Abstract

THE effect of the Norman Conquest upon English military institutions has long been a subject of intense controversy, evoking as it does the more general issue of continuity and catastrophe in history. Did English society weather the crisis of io66 without substantial change, or was it transformed radically and permanently by the Conquest? Does English history represent a gradual and continual development, or is it the product of a series of revolutions and catastrophes such as the invasions of the Anglo-Saxons, the Danes, and the Normans? In the controversy that has raged so long and often so bitterly over the effects of the Norman Conquest, certain facts have been conceded by both sides.
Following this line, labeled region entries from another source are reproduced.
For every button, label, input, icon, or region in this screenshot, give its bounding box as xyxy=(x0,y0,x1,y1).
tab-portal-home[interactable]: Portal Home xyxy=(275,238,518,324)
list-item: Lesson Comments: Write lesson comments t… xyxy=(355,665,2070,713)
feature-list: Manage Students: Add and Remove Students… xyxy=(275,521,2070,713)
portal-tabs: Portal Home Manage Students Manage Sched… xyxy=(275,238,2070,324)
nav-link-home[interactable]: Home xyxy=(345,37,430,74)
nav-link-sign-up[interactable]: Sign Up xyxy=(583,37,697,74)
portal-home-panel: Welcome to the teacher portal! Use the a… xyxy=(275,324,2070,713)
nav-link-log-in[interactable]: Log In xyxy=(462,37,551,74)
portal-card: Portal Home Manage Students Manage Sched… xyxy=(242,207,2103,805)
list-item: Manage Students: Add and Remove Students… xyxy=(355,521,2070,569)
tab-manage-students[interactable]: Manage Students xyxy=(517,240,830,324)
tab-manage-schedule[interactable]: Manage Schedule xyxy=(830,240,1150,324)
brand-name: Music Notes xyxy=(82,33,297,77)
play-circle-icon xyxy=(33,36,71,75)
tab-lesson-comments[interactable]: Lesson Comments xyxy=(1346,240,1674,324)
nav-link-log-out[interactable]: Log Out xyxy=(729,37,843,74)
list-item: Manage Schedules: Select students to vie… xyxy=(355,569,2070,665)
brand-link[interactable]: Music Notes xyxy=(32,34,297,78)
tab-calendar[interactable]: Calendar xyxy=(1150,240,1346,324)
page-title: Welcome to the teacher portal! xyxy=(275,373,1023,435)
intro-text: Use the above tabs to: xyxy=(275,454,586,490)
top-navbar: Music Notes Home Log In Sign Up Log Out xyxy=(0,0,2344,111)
Even those who support the catastrophic interpretation of the Conquest agree that it had little immediate effect upon English manorial forms,' for as Professor J. E. A. Jolliffe writes, We shall, in fact, misunderstand the course of history if we fail to realize the flow of the broad stream of English custom across the line of the Norman Conquest and into the Middle Ages.2 On the other hand, not even the most devout believer in historical continuity could deny that the Norman Conquest brought a new, foreign aristocracy into England which dominated the land and became assimilated only gradually. The question narrows down to the nature of the continental aristocracy which came to England with the Conquest, and the significance of the new institutions which it introduced. More specifically, did the Normans introduce feudalism into England, as a system of aristocratic military service superimposed upon the continuum of peasant society, or did they merely tighten up a feudal system that they found in England when they came?